Poster
Modified K-means Algorithm with Local Optimality Guarantees
Mingyi Li · Michael R. Metel · Akiko Takeda
East Exhibition Hall A-B #E-2000
The K-means algorithm is one of the most widely studied clustering algorithms in machine learning. While extensive research has focused on its ability to achieve a globally optimal solution, there still lacks a rigorous analysis of its local optimality guarantees. In this paper, we first present conditions under which the K-means algorithm converges to a locally optimal solution. Based on this, we propose simple modifications to the K-means algorithm which ensure local optimality in both the continuous and discrete sense, with the same computational complexity as the original K-means algorithm.
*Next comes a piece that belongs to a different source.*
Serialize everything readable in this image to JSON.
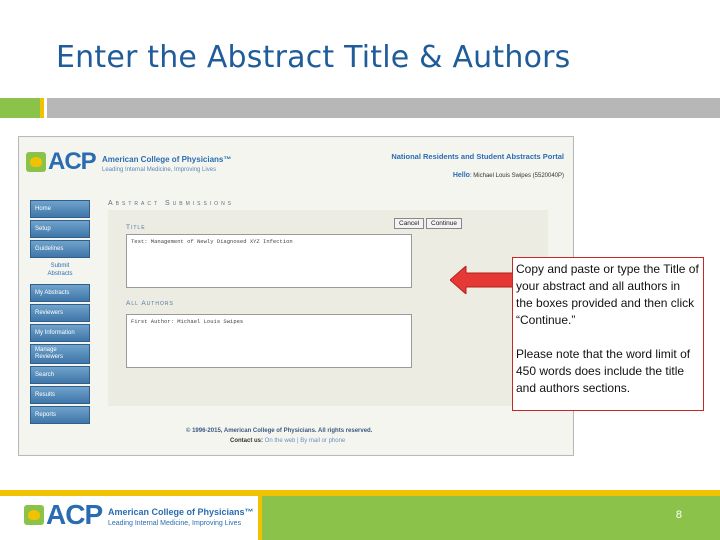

As the dissimilarity measure, we consider a general Bregman divergence, which is an extension of the squared Euclidean distance often used in the K-means algorithm. Numerical experiments confirm that the K-means algorithm does not always find a locally optimal solution in practice, while our proposed methods provide improved locally optimal solutions with reduced clustering loss. Our code is available at https://github.com/lmingyi/LO-K-means.
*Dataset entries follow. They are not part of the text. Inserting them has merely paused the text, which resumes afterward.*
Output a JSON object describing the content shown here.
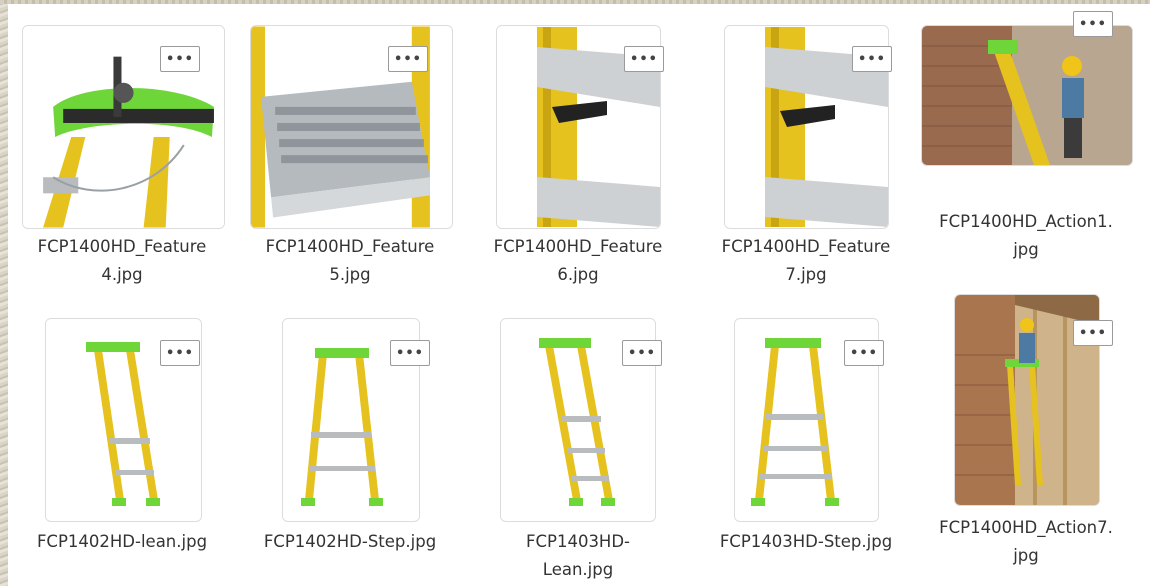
{
  "grid": {
    "more_label": "•••",
    "files": [
      {
        "name_line1": "FCP1400HD_Feature",
        "name_line2": "4.jpg",
        "thumb": "feature-4-thumbnail"
      },
      {
        "name_line1": "FCP1400HD_Feature",
        "name_line2": "5.jpg",
        "thumb": "feature-5-thumbnail"
      },
      {
        "name_line1": "FCP1400HD_Feature",
        "name_line2": "6.jpg",
        "thumb": "feature-6-thumbnail"
      },
      {
        "name_line1": "FCP1400HD_Feature",
        "name_line2": "7.jpg",
        "thumb": "feature-7-thumbnail"
      },
      {
        "name_line1": "FCP1400HD_Action1.",
        "name_line2": "jpg",
        "thumb": "action-1-thumbnail"
      },
      {
        "name_line1": "FCP1402HD-lean.jpg",
        "name_line2": "",
        "thumb": "ladder-1402-lean-thumbnail"
      },
      {
        "name_line1": "FCP1402HD-Step.jpg",
        "name_line2": "",
        "thumb": "ladder-1402-step-thumbnail"
      },
      {
        "name_line1": "FCP1403HD-",
        "name_line2": "Lean.jpg",
        "thumb": "ladder-1403-lean-thumbnail"
      },
      {
        "name_line1": "FCP1403HD-Step.jpg",
        "name_line2": "",
        "thumb": "ladder-1403-step-thumbnail"
      },
      {
        "name_line1": "FCP1400HD_Action7.",
        "name_line2": "jpg",
        "thumb": "action-7-thumbnail"
      }
    ]
  },
  "colors": {
    "fiberglass_yellow": "#e6c21e",
    "accent_green": "#6fd63a",
    "aluminum": "#c7cbce",
    "brick": "#9a6a4e"
  }
}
The K-means algorithm is one of the most widely used algorithms for clustering datasets into homogeneous groups. It also seems to be largely accepted, from at least the 1980s, that the K-means algorithm converges to locally optimal solutions. In this work we first show, by counterexample, that this is not true in general. We then develop simple modifications to the K-means algorithm which guarantee that it converges to a locally optimal solution, while also keeping the same computational complexity as the original K-means algorithm. We performed extensive experiments on both synthetic and real-world datasets and confirmed that the K-means algorithm does not always converge to locally optimal solutions in practice, while also verifying that our algorithms generate improved locally optimal solutions with reduced clustering loss.